社長はお隣の幼馴染を溺愛している
 なにかあった時のために、段取りをすべて終えてから、電話を切った。
 
「家族か……」

 リビングのテーブルには、アパートから持ち出したアルバムがあった。
 倉地家の家族写真だ。 
 ページをめくっていけば、小学生の頃の自分がいる。
 作り笑いばかりだった仁礼木の写真は、雑誌の撮影のようで、見る気にはなれないが、このアルバムとは違う。
 志茉たちに母は嫉妬し、俺は焦がれた。
 焦がれた場所へ俺を迎え、居場所をくれたのは、志茉だった――

 ◇◇◇◇◇

 仁礼木(にれき)家の次男に生まれた俺のほうが、兄より不自由だった。
 母に対し、冷たく扱いづらい兄より、下の俺を構うようになったからだ。
 
「要人さん、今日は家庭教師の先生が来ますからね。
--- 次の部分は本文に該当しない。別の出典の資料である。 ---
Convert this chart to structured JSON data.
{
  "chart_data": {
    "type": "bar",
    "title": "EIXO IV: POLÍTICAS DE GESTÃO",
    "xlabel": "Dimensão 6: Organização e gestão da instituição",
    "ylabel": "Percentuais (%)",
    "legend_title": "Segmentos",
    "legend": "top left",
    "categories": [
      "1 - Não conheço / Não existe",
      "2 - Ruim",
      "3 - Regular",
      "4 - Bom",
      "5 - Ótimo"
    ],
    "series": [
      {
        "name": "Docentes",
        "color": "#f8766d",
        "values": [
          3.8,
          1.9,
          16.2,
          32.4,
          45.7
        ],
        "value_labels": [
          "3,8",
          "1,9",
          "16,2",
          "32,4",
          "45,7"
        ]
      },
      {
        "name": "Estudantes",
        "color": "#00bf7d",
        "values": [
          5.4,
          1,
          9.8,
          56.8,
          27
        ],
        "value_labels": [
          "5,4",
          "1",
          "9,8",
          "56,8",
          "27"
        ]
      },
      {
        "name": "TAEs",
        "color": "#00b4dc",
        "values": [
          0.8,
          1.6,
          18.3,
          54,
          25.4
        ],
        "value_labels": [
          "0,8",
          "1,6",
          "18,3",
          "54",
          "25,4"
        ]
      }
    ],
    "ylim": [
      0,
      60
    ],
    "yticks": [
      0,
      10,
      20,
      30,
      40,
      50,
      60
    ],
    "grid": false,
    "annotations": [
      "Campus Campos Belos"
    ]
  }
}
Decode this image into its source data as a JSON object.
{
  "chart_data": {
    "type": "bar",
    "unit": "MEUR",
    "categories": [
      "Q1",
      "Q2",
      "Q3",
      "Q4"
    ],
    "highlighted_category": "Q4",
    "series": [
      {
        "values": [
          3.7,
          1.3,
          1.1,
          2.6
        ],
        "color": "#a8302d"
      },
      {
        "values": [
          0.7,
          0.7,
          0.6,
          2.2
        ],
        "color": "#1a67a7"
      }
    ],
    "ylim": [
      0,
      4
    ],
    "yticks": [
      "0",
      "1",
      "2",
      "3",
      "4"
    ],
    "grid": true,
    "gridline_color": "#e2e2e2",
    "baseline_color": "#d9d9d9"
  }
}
この間みたいに、近所の子供たちと遊んじゃだめよ? 要人さんのレベルに合った学校のお友達がいるでしょ」

 習い事は毎日あった。
 バイオリン、スイミングスクール、絵画教室、英会話と他の外国語をいくつか。
 それが終われば家庭教師と勉強。
 自由時間はなく、決められたスケジュールどおり、行動するのが母の望みだ。 
 それでも、わずかな隙を見つけ、抜け出すこともあった。
 性格的に母の言いなりになるわけがなく、家政婦の八重子(やえこ)さんから、両親の予定を聞き出せば、家から簡単に出られた。